Schließlich ist auch ein Art Kommunikationsmonitoring ist wichtig: Beispielsweise haben während der Corona-Krise viele Arbeitgeber ihre Mitarbeiter ins Homeoffice geschickt. Die sind dann aber abends nach dem Homeoffice oft noch ins Fitnessstudio gegangen. Das entspricht natürlich ganz und gar nicht dem Sinn von Homeoffice. Manchmal lohnt es sich also in Krisenzeiten die eigenen Mitarbeiter wie kleine Kinder zu behandeln und jede Kleinigkeit sehr genau zu erklären.

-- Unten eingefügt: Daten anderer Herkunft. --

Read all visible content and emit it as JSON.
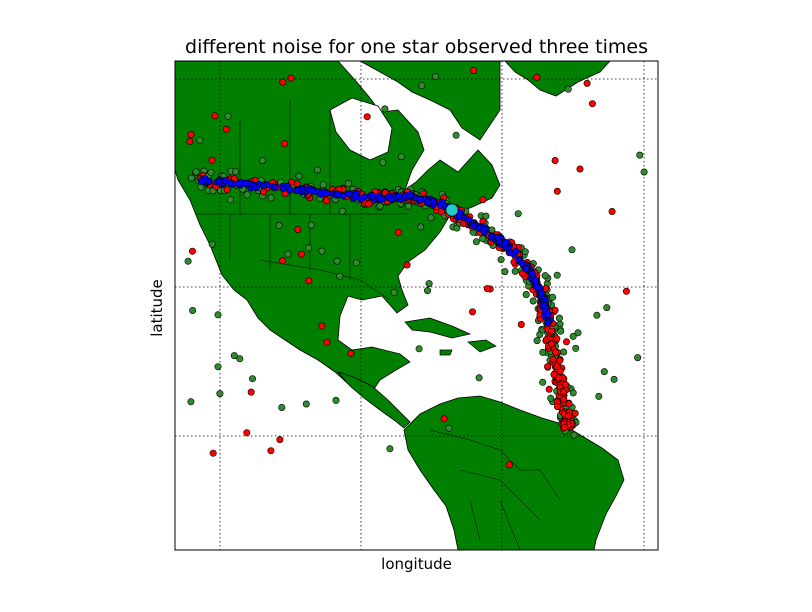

Sie beraten auch Bundes- und Landeseinrichtungen im Rahmen der Corona-Krise: Was stimmt Sie zuversichtlich, dass die deutsche Wirtschaft diese Krise meistern wird?

Roselieb: Einerseits sind es die Menschen, die mich zuversichtlich stimmen, und andererseits die Maßnahmen, die jetzt umgesetzt werden. Krisenmanagement ist immer eine Teamleistung. Man kann sicherlich viel Kritik an der großen Koalition in Berlin üben. Aber in der jetzigen Corona-Krise bin ich froh, dass wir genau dieses Team am Kabinettstisch sitzen haben. Horst Seehofer war früher Bundesgesundheitsminister. Jetzt ist er als Bundesinnenminister Teil der Corona-Taskforce. Peter Altmaier hat als Chef des Bundeskanzleramts die Maßnahmen während der Flüchtlingskrise koordiniert. Jetzt kümmert er sich als Bundeswirtschaftsminister um die Hilfen für die Unternehmen. Und Olaf Scholz war damals in der Finanzmarktkrise als Bundesarbeitsminister für die Kurzarbeiterregelungen verantwortlich. Die bringt er jetzt als Bundesfinanzminister wieder auf den Weg. Team und Maßnahmen stimmen also und sind erster wichtiger Schritt um die Corona-Krise zu bewältigen.

Wir danken Frank Roselieb für das Gespräch!